In all cases the visual cues simply trigger an already existing association. They do not create, program, or input anything to the minds of people that is not already there.

That said more often a specific association is triggered the stronger it is. And the mind, by itself will create associations with close by things. If you preach in a church with architecture that evokes associations with sanctity, your words will be remembered as more authoritative. Filling your capital with buildings evoking nationalism will make the people more responsive to nationalistic ideology. Impressive buildings will make your government seem more powerful.

So if you actually target a specific person that you know well and he has strong associations to some murders that you know of... why not? If your architecture has something he associates with the brutal murder of a petite blonde woman in the area where he interacts with a petite blonde woman then if the association is strong enough he will think about the woman getting brutally murdered. Our minds are constantly creating such spurious associations. That is where superstitions come from. And, unfortunately for your scenario and fortunately for mankind, why we are usually so good at dismissing and ignoring such associations.
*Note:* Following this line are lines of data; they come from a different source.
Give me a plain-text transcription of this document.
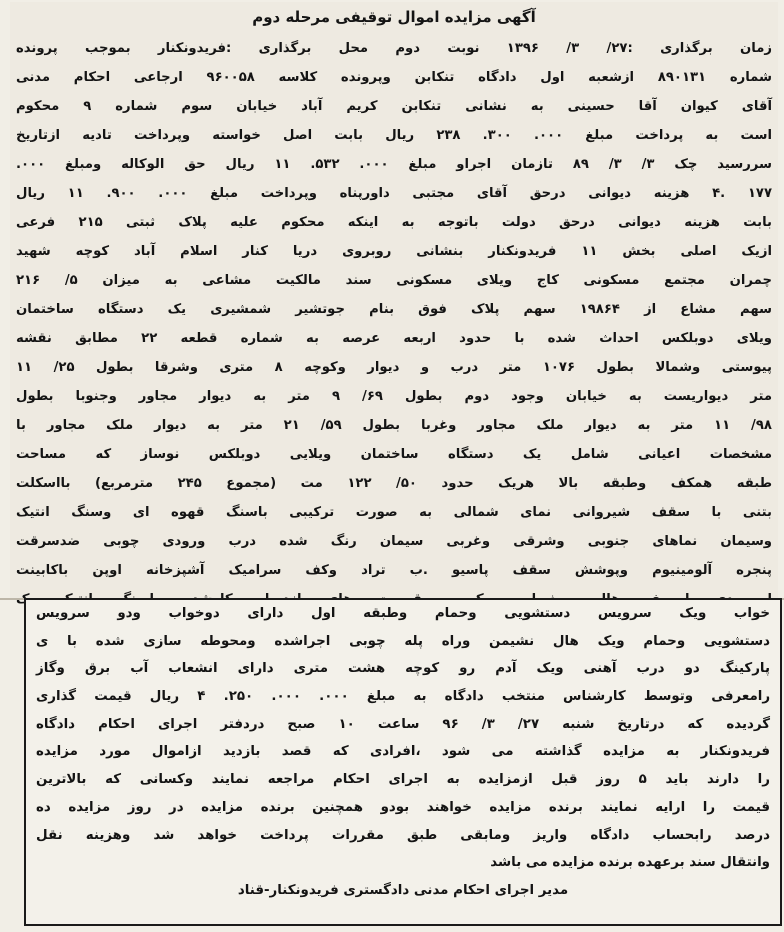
آگهی مزایده اموال توقیفی مرحله دوم
زمان برگذاری :۲۷/ ۳/ ۱۳۹۶ نوبت دوم محل برگذاری :فریدونکنار بموجب پرونده
شماره ۸۹۰۱۳۱ ازشعبه اول دادگاه تنکابن وپرونده کلاسه ۹۶۰۰۵۸ ارجاعی احکام مدنی
آقای کیوان آقا حسینی به نشانی تنکابن کریم آباد خیابان سوم شماره ۹ محکوم
است به پرداخت مبلغ ۰۰۰. ۳۰۰. ۲۳۸ ریال بابت اصل خواسته وپرداخت تادیه ازتاریخ
سررسید چک ۳/ ۳/ ۸۹ تازمان اجراو مبلغ ۰۰۰. ۵۳۲. ۱۱ ریال حق الوکاله ومبلغ ۰۰۰.
۱۷۷ .۴ هزینه دیوانی درحق آقای مجتبی داورپناه وپرداخت مبلغ ۰۰۰. ۹۰۰. ۱۱ ریال
بابت هزینه دیوانی درحق دولت باتوجه به اینکه محکوم علیه پلاک ثبتی ۲۱۵ فرعی
ازیک اصلی بخش ۱۱ فریدونکنار بنشانی روبروی دریا کنار اسلام آباد کوچه شهید
چمران مجتمع مسکونی کاج ویلای مسکونی سند مالکیت مشاعی به میزان ۵/ ۲۱۶
سهم مشاع از ۱۹۸۶۴ سهم پلاک فوق بنام جوتشیر شمشیری یک دستگاه ساختمان
ویلای دوبلکس احداث شده با حدود اربعه عرصه به شماره قطعه ۲۲ مطابق نقشه
پیوستی وشمالا بطول ۱۰۷۶ متر درب و دیوار وکوچه ۸ متری وشرقا بطول ۲۵/ ۱۱
متر دیواریست به خیابان وجود دوم بطول ۶۹/ ۹ متر به دیوار مجاور وجنوبا بطول
۹۸/ ۱۱ متر به دیوار ملک مجاور وغربا بطول ۵۹/ ۲۱ متر به دیوار ملک مجاور با
مشخصات اعیانی شامل یک دستگاه ساختمان ویلایی دوبلکس نوساز که مساحت
طبقه همکف وطبقه بالا هریک حدود ۵۰/ ۱۲۲ مت (مجموع ۲۴۵ مترمربع) بااسکلت
بتنی با سقف شیروانی نمای شمالی به صورت ترکیبی باسنگ قهوه ای وسنگ انتیک
وسیمان نماهای جنوبی وشرقی وغربی سیمان رنگ شده درب ورودی چوبی ضدسرقت
پنجره آلومینیوم وپوشش سقف پاسیو .ب تراد وکف سرامیک آشپزخانه اوپن باکابینت
خواب ویک سرویس دستشویی وحمام وطبقه اول دارای دوخواب ودو سرویس
دستشویی وحمام ویک هال نشیمن وراه پله چوبی اجراشده ومحوطه سازی شده با ی
پارکینگ دو درب آهنی ویک آدم رو کوچه هشت متری دارای انشعاب آب برق وگاز
رامعرفی وتوسط کارشناس منتخب دادگاه به مبلغ ۰۰۰. ۰۰۰. ۲۵۰. ۴ ریال قیمت گذاری
گردیده که درتاریخ شنبه ۲۷/ ۳/ ۹۶ ساعت ۱۰ صبح دردفتر اجرای احکام دادگاه
فریدونکنار به مزایده گذاشته می شود ،افرادی که قصد بازدید ازاموال مورد مزایده
را دارند باید ۵ روز قبل ازمزایده به اجرای احکام مراجعه نمایند وکسانی که بالاترین
قیمت را ارایه نمایند برنده مزایده خواهند بودو همچنین برنده مزایده در روز مزایده ده
درصد رابحساب دادگاه واریز ومابقی طبق مقررات پرداخت خواهد شد وهزینه نقل
وانتقال سند برعهده برنده مزایده می باشد
مدیر اجرای احکام مدنی دادگستری فریدونکنار-قناد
So I really think it would require something special in the background of the target that would make him vulnerable that you could reinforce with external cues. And if you know them well enough to know their issues, you probably occasionally talk with them and can simply use verbal cues Iago style to mess with their minds. People generally respond much stronger to people they talk with than buildings they are in. Also using physical cues in the environment would help, I guess. But they would also add cost and risk of getting caught.

Realistically, you would use verbal cues to make the target... wonder about their violent impulses... see themselves as potential killer... wonder about whether they would like killing a person in specific way... see themselves as a killer who hasn't killed... see themselves as a brutal monster that is held in check. Then give them a push. That is what friends are for, after all. Go on, help your friend be all he can be.